Hampir setiap tahun Indonesia masuk lima besar negara di dunia dengan jumlah pengguna media sosial aktif; bersama India, Amerika Serikat, Brasil, dan Meksiko. Sesuai data Globalwebindex yang dipublikasikan Januari lalu, ada 160 juta pengguna aktif media sosial di Indonesia.
Editorial | Clakclik.com | 13 Juni 2020
Harus diakui, hingga hari ini media sosial belum sepenuhnya dipakai secara sehat, sebagai perekat masyarakat dan untuk meningkatkan kualitas kehidupan. Bahkan, media sosial bisa menjadi pemicu perpecahan masyarakat, setidak-tidaknya kian memperuncing konflik. Kondisi ini bukan terjadi di Indonesia saja, namun juga di banyak negara.
Freedom House, lembaga nirlaba yang bertujuan memajukan demokrasi dan kemerdekaan berpendapat, berbasis di Washington, November 2017 mengeluarkan laporan adanya manipulasi media, khususnya media sosial untuk melemahkan demokrasi. Manipulasi informasi dalam jaringan itu berperan penting dalam pemilihan di tak kurang dari 18 negara, setahun terakhir, termasuk AS. Situasi itu berlanjut hingga saat ini.
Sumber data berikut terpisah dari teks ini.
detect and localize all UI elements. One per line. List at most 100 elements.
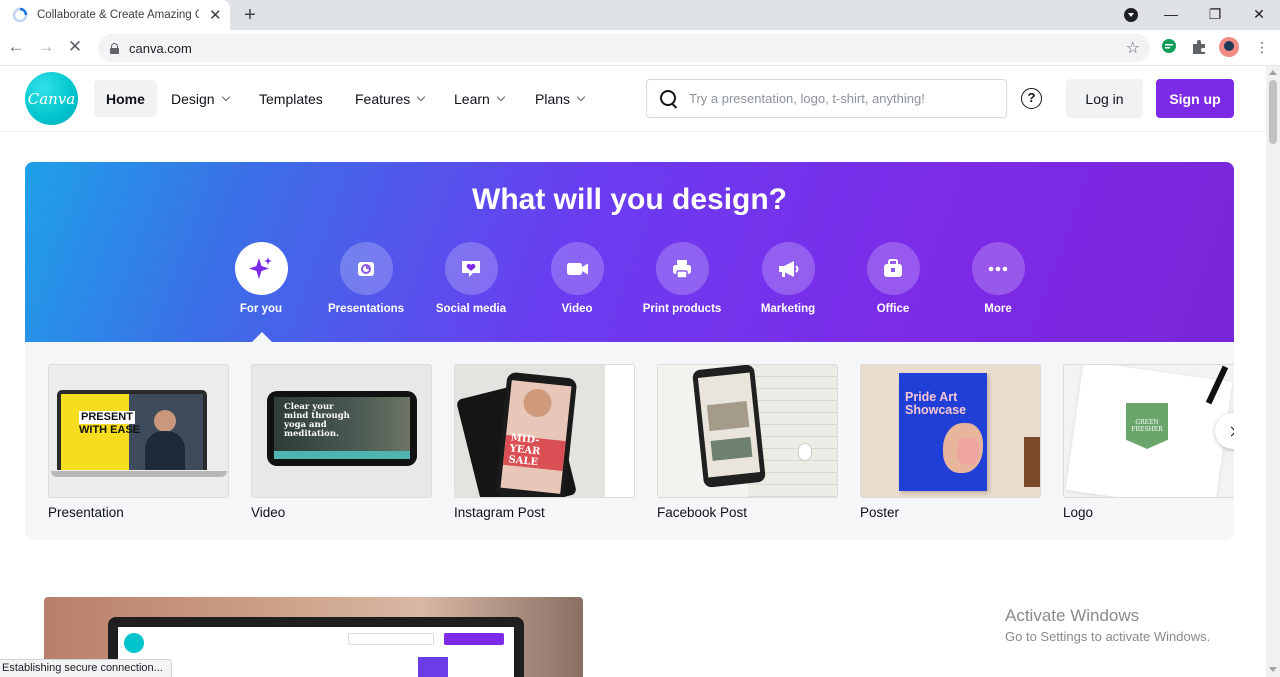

Sekitar dua tahun terakhir, Masyarakat Anti Fitnah Indonesia (Mafindo) mencatat hoaks pun membanjiri masyarakat lewat media sosial. Pada 2019, bersamaan dengan pelaksanaan pemilu, rata-rata terdapat 100 hoaks per bulan, 60 persen di antaranya soal politik. Saat ini terdapat lebih dari 100 hoaks per bulan, sebagian besar terkait pandemi Covid-19.
Penelitian Dewan Pers pada November 2019 menunjukkan, hampir 70 persen rakyat Indonesia mengandalkan informasi dari media sosial. Media sosial, seperti Facebook, Instagram, dan Twitter, serta media percakapan warga, seperti Whatsapp dan Line, menjadi saluran penyebaran hoaks.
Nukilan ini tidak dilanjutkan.